After we returned home, Grandma would scrub and stuff them with her delicious bread crumb filling. Then off to the oven to bake.  “Gram, if artichokes are so delicious, why are you adding stuffing to them?”
“Well,” she laughed, “remember I told you that it is the tender center that we want to get at? If we don’t make the outside leaves more tender and tasty, you won’t eat enough of them to get at the center…then you will have missed the experience of working your way to the "heart" of the artichoke. Most people toss them away before they even know what the center looks like, let alone tastes like. They are all too impatient because they're just hungry and wanting to fill their own bellies.”  “But why wouldn’t you just cut through to the center and not waste your time on the outside leaves?” I asked.  “Ah,” she said, “you are also impatient, my love. If you rush to get at their centers too soon, you will have nothing to compare it to – no anticipation for what is to come. If we always have great tasting foods instantly, what will we have to compare it too? You can never rush a wonderful sensual experience.We would have missed the experience of getting to know the food and all its potential! Besides, just when you get to the center, there are these tiny little thorns that will prick you if you aren’t careful and dig in too quick. The tender loving experience of getting to know the outside, carefully unpacking it, and then truly enjoying the inside is what makes artichokes worthwhile. Artichokes are like people.”
 
Once I became an adult and started cooking for my own family, I could still recall the wonderful aroma and taste of my grandmother's baked artichokes, but against my grandmother's teaching, I chose to forgo the handpicking and stuffing and just bought my artichoke hearts in a jar at the supermarket. Why bother to work so hard, especially when life is so busy?   Yet, just as my grandmother predicted, the centers in the jar didn’t taste anything like hers; in fact, they tasted…..tasteless! I still remembered the taste of those wonderful artichokes she cooked and how delighted we were when we finally got to those delicious delicate centers. 
Grandma had taught me, artichokes are like people. Sometimes they have rough exteriors. They take a while to work through in order to get at their center. Some can have more protective devices then others: they can be pushy, sarcastic, demanding or fearful. They can begin to let you in, at least close to their center, but then there are still all the tiny thorns that push you back, leaving you wondering how you got that close in the first place.
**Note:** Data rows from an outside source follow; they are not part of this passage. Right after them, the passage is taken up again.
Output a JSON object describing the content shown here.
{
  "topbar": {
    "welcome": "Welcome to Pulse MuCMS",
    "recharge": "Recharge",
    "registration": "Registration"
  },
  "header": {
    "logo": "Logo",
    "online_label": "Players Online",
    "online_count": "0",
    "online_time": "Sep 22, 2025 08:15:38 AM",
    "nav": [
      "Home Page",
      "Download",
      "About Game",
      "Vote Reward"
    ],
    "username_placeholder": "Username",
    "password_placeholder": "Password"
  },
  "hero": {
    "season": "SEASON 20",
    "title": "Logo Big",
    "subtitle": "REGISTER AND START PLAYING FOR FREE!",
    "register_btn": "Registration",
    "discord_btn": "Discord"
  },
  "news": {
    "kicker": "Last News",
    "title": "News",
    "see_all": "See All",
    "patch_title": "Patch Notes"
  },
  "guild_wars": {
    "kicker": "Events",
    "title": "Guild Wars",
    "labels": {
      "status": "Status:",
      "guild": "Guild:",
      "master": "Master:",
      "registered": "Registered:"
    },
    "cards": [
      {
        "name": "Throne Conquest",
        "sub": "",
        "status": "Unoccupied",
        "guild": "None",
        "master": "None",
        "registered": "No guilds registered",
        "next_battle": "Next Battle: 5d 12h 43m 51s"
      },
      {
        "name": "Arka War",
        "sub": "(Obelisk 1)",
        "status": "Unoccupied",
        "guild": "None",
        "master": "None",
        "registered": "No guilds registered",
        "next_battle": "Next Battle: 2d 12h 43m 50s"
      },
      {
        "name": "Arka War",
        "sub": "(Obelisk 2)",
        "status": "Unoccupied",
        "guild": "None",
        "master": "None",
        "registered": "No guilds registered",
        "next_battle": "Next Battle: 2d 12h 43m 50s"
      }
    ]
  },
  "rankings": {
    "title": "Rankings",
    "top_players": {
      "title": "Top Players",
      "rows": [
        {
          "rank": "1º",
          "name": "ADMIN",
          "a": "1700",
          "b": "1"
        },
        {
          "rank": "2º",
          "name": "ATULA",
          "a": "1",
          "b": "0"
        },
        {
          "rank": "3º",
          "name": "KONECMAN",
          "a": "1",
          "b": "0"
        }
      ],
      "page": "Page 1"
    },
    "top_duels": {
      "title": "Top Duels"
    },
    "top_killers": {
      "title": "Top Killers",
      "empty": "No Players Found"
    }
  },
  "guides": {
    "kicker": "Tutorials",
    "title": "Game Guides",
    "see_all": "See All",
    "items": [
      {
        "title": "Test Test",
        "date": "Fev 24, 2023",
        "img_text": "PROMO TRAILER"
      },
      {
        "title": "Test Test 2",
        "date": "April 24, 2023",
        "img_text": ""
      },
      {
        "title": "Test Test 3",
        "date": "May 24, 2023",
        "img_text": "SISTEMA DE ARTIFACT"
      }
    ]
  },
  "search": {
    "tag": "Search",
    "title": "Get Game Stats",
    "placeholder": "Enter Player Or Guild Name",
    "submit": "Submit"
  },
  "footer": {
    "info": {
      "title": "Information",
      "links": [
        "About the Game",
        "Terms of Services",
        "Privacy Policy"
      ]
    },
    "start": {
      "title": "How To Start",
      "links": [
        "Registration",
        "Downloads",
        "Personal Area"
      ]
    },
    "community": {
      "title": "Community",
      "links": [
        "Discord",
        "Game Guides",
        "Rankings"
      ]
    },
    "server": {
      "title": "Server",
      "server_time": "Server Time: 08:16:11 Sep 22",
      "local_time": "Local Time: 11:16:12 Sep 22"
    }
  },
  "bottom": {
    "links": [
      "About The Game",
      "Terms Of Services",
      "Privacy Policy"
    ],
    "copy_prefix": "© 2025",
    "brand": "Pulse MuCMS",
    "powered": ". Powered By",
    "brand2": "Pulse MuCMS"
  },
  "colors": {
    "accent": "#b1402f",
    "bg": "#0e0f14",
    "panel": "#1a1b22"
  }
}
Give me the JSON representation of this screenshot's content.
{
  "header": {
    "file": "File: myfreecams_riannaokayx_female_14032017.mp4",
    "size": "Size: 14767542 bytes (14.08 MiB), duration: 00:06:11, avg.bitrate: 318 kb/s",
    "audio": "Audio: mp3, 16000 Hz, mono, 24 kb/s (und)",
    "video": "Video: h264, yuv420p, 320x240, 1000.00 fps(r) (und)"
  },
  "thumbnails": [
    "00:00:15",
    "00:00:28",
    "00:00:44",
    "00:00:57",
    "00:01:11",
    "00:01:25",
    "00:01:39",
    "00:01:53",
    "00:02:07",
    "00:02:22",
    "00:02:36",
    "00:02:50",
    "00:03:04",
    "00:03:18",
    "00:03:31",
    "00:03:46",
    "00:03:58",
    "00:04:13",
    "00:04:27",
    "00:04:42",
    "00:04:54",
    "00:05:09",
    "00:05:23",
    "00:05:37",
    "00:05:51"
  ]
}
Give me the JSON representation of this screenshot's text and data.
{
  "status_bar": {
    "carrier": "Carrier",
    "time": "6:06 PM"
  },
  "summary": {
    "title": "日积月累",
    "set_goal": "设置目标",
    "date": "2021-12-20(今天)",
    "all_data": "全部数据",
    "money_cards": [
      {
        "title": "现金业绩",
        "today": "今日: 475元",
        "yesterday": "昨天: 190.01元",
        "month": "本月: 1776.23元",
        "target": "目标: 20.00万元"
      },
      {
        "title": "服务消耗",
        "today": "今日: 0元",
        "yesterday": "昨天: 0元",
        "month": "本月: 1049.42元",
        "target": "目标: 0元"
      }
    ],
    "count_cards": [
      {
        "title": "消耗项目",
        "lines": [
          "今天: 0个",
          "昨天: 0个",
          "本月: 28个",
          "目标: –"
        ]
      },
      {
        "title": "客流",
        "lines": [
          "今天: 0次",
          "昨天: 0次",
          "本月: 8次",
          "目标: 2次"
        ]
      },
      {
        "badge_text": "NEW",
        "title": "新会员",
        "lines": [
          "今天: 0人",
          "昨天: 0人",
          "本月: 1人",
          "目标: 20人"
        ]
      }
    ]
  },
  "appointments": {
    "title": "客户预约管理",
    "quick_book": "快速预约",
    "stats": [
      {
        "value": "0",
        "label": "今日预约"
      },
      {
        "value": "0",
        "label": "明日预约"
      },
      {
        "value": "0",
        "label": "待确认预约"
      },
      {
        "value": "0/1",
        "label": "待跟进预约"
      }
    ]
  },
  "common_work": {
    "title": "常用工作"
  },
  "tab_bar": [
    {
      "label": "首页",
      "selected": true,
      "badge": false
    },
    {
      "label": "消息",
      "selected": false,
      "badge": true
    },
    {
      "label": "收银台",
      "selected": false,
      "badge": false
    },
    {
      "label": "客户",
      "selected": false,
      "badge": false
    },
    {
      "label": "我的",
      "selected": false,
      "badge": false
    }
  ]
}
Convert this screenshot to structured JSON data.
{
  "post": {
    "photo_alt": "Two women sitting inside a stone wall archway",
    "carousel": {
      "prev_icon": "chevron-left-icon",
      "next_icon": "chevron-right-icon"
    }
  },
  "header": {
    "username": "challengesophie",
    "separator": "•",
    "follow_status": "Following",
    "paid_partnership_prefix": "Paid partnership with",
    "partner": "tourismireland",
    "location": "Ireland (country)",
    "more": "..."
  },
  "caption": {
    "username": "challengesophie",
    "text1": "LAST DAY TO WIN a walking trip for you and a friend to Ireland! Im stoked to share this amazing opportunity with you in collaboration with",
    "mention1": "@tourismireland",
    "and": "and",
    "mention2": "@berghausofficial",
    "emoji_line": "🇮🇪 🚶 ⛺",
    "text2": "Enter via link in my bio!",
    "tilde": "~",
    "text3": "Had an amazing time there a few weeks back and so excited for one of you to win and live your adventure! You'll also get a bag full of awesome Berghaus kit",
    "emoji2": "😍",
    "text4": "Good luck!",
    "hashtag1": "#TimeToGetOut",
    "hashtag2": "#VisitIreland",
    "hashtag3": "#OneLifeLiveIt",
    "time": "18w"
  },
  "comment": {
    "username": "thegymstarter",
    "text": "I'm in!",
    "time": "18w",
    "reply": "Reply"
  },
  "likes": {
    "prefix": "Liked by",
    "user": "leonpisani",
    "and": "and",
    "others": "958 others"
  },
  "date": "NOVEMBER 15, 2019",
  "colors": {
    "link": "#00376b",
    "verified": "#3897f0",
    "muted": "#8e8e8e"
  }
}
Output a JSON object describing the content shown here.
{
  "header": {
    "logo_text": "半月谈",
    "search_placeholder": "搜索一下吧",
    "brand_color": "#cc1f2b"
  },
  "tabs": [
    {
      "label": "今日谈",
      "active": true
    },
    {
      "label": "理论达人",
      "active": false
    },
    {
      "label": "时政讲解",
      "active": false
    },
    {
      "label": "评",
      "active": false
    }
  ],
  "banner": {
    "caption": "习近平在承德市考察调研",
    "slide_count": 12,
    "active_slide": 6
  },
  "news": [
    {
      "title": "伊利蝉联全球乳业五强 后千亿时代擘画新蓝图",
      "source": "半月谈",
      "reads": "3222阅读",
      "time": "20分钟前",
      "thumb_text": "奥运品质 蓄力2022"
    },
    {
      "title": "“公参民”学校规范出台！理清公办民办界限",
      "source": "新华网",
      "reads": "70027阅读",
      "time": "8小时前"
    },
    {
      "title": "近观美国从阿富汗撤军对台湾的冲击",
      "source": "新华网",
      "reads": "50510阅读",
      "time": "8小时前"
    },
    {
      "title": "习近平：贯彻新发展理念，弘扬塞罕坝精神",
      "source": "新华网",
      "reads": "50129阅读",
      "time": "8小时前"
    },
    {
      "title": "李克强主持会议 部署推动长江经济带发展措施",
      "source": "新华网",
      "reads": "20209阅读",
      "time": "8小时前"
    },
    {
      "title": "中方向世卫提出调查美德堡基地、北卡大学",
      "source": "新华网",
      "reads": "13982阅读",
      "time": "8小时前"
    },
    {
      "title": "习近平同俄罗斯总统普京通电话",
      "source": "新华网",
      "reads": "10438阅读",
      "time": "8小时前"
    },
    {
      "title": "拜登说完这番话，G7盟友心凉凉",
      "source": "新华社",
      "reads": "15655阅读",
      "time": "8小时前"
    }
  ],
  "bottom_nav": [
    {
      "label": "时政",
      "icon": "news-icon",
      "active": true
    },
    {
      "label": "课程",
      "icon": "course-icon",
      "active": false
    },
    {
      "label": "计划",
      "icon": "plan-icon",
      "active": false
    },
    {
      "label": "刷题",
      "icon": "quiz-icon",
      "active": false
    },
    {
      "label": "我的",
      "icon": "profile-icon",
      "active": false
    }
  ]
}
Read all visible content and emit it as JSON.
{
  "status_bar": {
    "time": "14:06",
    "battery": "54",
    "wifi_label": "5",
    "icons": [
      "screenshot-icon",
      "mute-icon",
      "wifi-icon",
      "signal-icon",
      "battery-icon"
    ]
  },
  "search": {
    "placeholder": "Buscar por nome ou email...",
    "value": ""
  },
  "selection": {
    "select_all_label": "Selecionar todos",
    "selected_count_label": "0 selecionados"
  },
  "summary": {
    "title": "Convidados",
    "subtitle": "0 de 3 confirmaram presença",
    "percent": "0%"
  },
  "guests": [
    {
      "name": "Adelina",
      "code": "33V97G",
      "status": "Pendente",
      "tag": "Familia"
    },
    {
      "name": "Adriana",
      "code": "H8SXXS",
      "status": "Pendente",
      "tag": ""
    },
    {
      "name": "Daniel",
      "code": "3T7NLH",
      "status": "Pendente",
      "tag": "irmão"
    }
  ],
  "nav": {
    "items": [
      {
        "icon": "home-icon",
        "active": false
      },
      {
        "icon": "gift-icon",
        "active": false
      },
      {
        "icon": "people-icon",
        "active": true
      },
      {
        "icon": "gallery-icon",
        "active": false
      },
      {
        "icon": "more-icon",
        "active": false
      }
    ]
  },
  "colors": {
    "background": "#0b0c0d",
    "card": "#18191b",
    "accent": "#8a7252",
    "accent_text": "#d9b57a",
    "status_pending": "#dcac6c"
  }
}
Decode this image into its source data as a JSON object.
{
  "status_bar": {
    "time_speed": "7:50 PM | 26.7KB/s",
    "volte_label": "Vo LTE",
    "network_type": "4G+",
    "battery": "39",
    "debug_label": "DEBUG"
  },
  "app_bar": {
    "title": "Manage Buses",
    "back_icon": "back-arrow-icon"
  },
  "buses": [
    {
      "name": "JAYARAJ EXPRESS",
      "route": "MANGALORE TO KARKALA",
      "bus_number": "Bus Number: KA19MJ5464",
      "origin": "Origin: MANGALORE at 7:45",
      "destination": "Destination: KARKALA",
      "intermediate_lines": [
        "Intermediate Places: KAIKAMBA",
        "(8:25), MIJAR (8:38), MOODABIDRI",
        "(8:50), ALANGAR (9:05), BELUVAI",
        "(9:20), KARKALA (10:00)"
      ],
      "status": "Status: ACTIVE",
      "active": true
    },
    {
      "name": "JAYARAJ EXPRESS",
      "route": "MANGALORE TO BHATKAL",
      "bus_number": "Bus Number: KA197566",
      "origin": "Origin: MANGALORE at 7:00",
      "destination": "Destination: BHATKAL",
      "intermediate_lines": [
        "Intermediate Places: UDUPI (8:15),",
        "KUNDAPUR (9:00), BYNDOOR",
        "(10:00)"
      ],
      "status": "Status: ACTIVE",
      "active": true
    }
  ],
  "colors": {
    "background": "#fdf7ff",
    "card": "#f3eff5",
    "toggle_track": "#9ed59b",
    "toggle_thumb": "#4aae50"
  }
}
But once you carefully pulled away the thorns and got a taste of the center, you realized all the work was well worth it.

My grandparents were married 60 years, happy, connected and still holding hands until the day they died.  Although I did not have the honor of knowing them in the years that they were pulling back their “leaves”, I had the amazing pleasure of knowing them after they had found each other's “centers”!